Keep 'em off the streets? You must be joking

Thursday, November 5, 2009

Although it's good to be appreciated, I never feel comfortable when I'm praised for "keeping young people off the streets".

And it's not just local residents and parents who say it. Recently, when I met a group of young people to help them with a youth opportunity fund bid and it came to the section where they had to justify their project idea, the old phrase "it'll keep us off the streets" was trotted out again. It's what young people think we adults want to hear.

That's pretty sad. The streets are a public space and young people have a right to be there. It's an issue of democracy and community.

The streets are where most of us played as children and met our friends. As adults, the streets are where we meet our neighbours. The streets can also be a place of protest, a place to show strength.

Most of my work takes place directly on the streets, and never has the aim of getting people indoors. Sure, sometimes we decide to go on trips or do something in a building for a while. But by engaging in bus stop conversations or joining in a kick-about, I may unintentionally keep people on the streets for longer than they had intended.

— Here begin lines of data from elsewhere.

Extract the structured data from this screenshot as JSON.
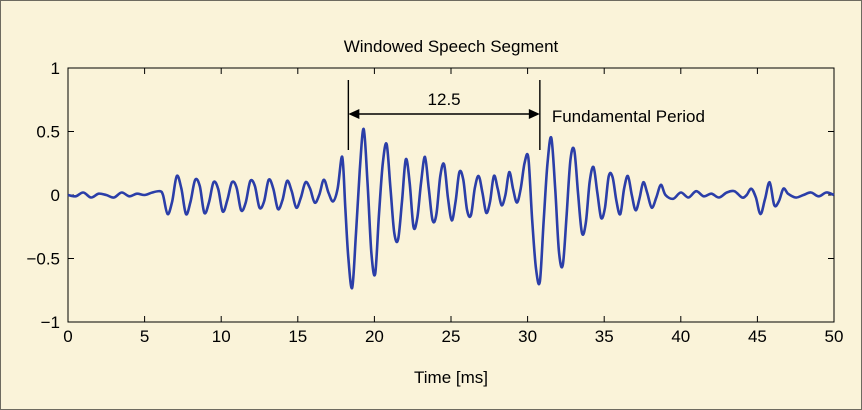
{
  "chart_data": {
    "type": "line",
    "title": "Windowed Speech Segment",
    "xlabel": "Time [ms]",
    "ylabel": "",
    "xlim": [
      0,
      50
    ],
    "ylim": [
      -1,
      1
    ],
    "xticks": [
      "0",
      "5",
      "10",
      "15",
      "20",
      "25",
      "30",
      "35",
      "40",
      "45",
      "50"
    ],
    "yticks": [
      "1",
      "0.5",
      "0",
      "−0.5",
      "−1"
    ],
    "grid": false,
    "line_color": "#2b3ea8",
    "series": [
      {
        "x": [
          0,
          0.5,
          1,
          1.5,
          2,
          2.5,
          3,
          3.5,
          4,
          4.5,
          5,
          5.5,
          6,
          6.2,
          6.5,
          6.8,
          7.1,
          7.4,
          7.7,
          8,
          8.3,
          8.6,
          8.9,
          9.2,
          9.5,
          9.8,
          10.1,
          10.4,
          10.7,
          11,
          11.3,
          11.6,
          11.9,
          12.2,
          12.5,
          12.8,
          13.1,
          13.4,
          13.7,
          14,
          14.3,
          14.6,
          14.9,
          15.2,
          15.5,
          15.8,
          16.1,
          16.4,
          16.7,
          17,
          17.3,
          17.6,
          17.9,
          18.1,
          18.3,
          18.55,
          18.8,
          19.05,
          19.3,
          19.55,
          19.8,
          20.05,
          20.3,
          20.55,
          20.8,
          21.05,
          21.3,
          21.55,
          21.8,
          22.05,
          22.3,
          22.55,
          22.8,
          23.05,
          23.3,
          23.55,
          23.8,
          24.05,
          24.3,
          24.55,
          24.8,
          25.05,
          25.3,
          25.55,
          25.8,
          26.05,
          26.3,
          26.55,
          26.8,
          27.05,
          27.3,
          27.55,
          27.8,
          28.05,
          28.3,
          28.55,
          28.8,
          29.05,
          29.3,
          29.55,
          29.8,
          30.05,
          30.3,
          30.55,
          30.8,
          31.05,
          31.3,
          31.55,
          31.8,
          32.05,
          32.3,
          32.55,
          32.8,
          33.05,
          33.3,
          33.55,
          33.8,
          34.05,
          34.3,
          34.55,
          34.8,
          35.05,
          35.3,
          35.55,
          35.8,
          36.05,
          36.3,
          36.55,
          36.8,
          37.05,
          37.3,
          37.55,
          37.8,
          38.1,
          38.4,
          38.7,
          39,
          39.5,
          40,
          40.5,
          41,
          41.5,
          42,
          42.5,
          43,
          43.5,
          44,
          44.3,
          44.6,
          44.9,
          45.2,
          45.5,
          45.8,
          46.1,
          46.4,
          46.7,
          47,
          47.5,
          48,
          48.5,
          49,
          49.5,
          50
        ],
        "y": [
          0,
          -0.01,
          0.02,
          -0.02,
          0.01,
          0,
          -0.02,
          0.02,
          -0.01,
          0.01,
          0,
          0.02,
          0.03,
          0,
          -0.15,
          -0.05,
          0.15,
          0.05,
          -0.15,
          -0.05,
          0.12,
          0.07,
          -0.14,
          -0.06,
          0.1,
          0.05,
          -0.13,
          -0.04,
          0.1,
          0.06,
          -0.12,
          -0.06,
          0.11,
          0.07,
          -0.1,
          -0.05,
          0.12,
          0.05,
          -0.11,
          -0.04,
          0.11,
          0.03,
          -0.1,
          -0.02,
          0.1,
          0.05,
          -0.06,
          0.0,
          0.12,
          0.02,
          -0.05,
          0.05,
          0.3,
          -0.1,
          -0.5,
          -0.73,
          -0.3,
          0.2,
          0.52,
          0.1,
          -0.45,
          -0.62,
          -0.15,
          0.25,
          0.4,
          0.05,
          -0.3,
          -0.35,
          -0.05,
          0.28,
          0.1,
          -0.25,
          -0.18,
          0.1,
          0.3,
          0.05,
          -0.2,
          -0.15,
          0.15,
          0.24,
          -0.02,
          -0.2,
          -0.05,
          0.18,
          0.12,
          -0.12,
          -0.16,
          0.05,
          0.15,
          0.02,
          -0.14,
          -0.05,
          0.15,
          0.05,
          -0.08,
          0.0,
          0.18,
          0.05,
          -0.06,
          0.05,
          0.25,
          0.29,
          -0.2,
          -0.58,
          -0.68,
          -0.2,
          0.25,
          0.45,
          0.05,
          -0.45,
          -0.55,
          -0.15,
          0.28,
          0.35,
          0.0,
          -0.3,
          -0.22,
          0.1,
          0.22,
          0.02,
          -0.18,
          -0.1,
          0.15,
          0.14,
          -0.05,
          -0.15,
          0.05,
          0.15,
          0.0,
          -0.12,
          -0.03,
          0.1,
          0.02,
          -0.1,
          -0.02,
          0.08,
          0.0,
          -0.03,
          0.02,
          -0.02,
          0.03,
          -0.01,
          0.01,
          -0.02,
          0.02,
          0.03,
          -0.02,
          0.0,
          0.05,
          -0.02,
          -0.15,
          -0.03,
          0.1,
          -0.08,
          -0.05,
          0.05,
          0.01,
          -0.02,
          0.0,
          0.02,
          -0.01,
          0.02,
          0.0
        ]
      }
    ],
    "annotations": [
      {
        "text": "12.5",
        "type": "interval-arrow",
        "x_start": 18.3,
        "x_end": 30.8
      },
      {
        "text": "Fundamental Period"
      }
    ]
  }
}
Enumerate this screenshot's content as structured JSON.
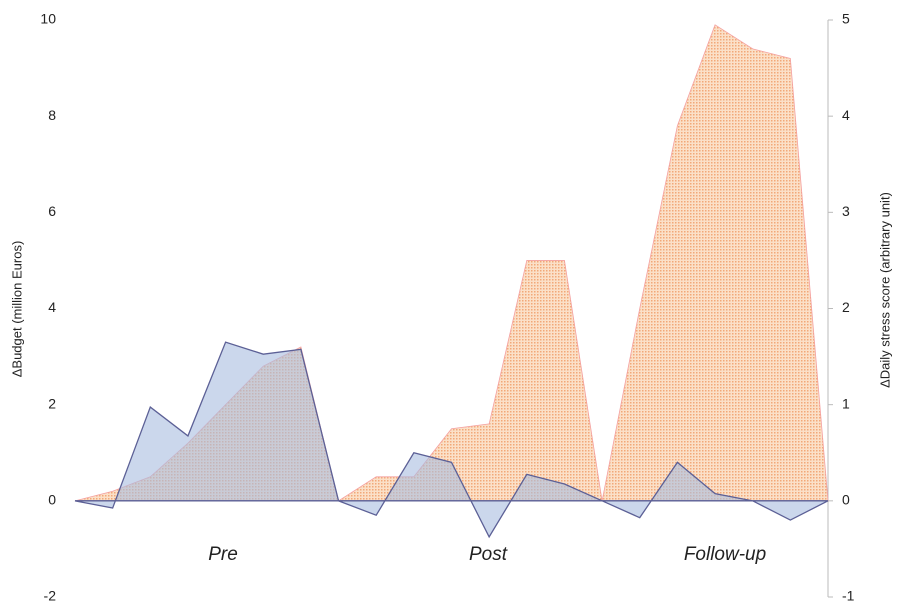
{
  "chart_data": {
    "type": "area",
    "ylabel": "ΔBudget (million Euros)",
    "y2label": "ΔDaily stress score (arbitrary unit)",
    "annotations": [
      "Pre",
      "Post",
      "Follow-up"
    ],
    "ylim": [
      -2,
      10
    ],
    "yticks": [
      -2,
      0,
      2,
      4,
      6,
      8,
      10
    ],
    "y2lim": [
      -1,
      5
    ],
    "y2ticks": [
      -1,
      0,
      1,
      2,
      3,
      4,
      5
    ],
    "series": [
      {
        "color": "#f7c49c",
        "axis": "y2",
        "values": [
          0,
          0.1,
          0.25,
          0.6,
          1.0,
          1.4,
          1.6,
          0,
          0.25,
          0.25,
          0.75,
          0.8,
          2.5,
          2.5,
          0,
          2.0,
          3.9,
          4.95,
          4.7,
          4.6,
          0
        ]
      },
      {
        "color": "#a9bde0",
        "axis": "y",
        "values": [
          0,
          -0.15,
          1.95,
          1.35,
          3.3,
          3.05,
          3.15,
          0,
          -0.3,
          1.0,
          0.8,
          -0.75,
          0.55,
          0.35,
          0,
          -0.35,
          0.8,
          0.15,
          0.0,
          -0.4,
          0
        ]
      }
    ]
  }
}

I'm not pretending the streets are always safe. Traffic is the biggest threat, killing far more young people than gun or knife crime. But there's a contradiction where local authorities promote a "cafe culture" with pedestrian-friendly squares and all-night coffee bars, while sending police out to the same areas to take young people home.

So perhaps we should question this common view. Why should young people stay indoors? Why does their outdoor time need to be organised? Do we prefer them to be sitting in front of a computer game? Have we even moved on from the Victorian view that "children should be seen and not heard"?

Perhaps it is an issue of economics. As adults, we are encouraged to be outdoors if we are spending money at cafes, bars or market stalls. Less profitable street activities such as busking face increasing legislation. Young people have little disposable income and they are tolerated on the streets only for about as long as it takes to eat a bag of chips.

The Federation for Detached Youth Work will explore these issues at its annual conference this month, asking whether "a vibrant, populated street, where people accept a generalised responsibility for the socialisation of each other, is safer, better, a place of real community". I look forward to the debate.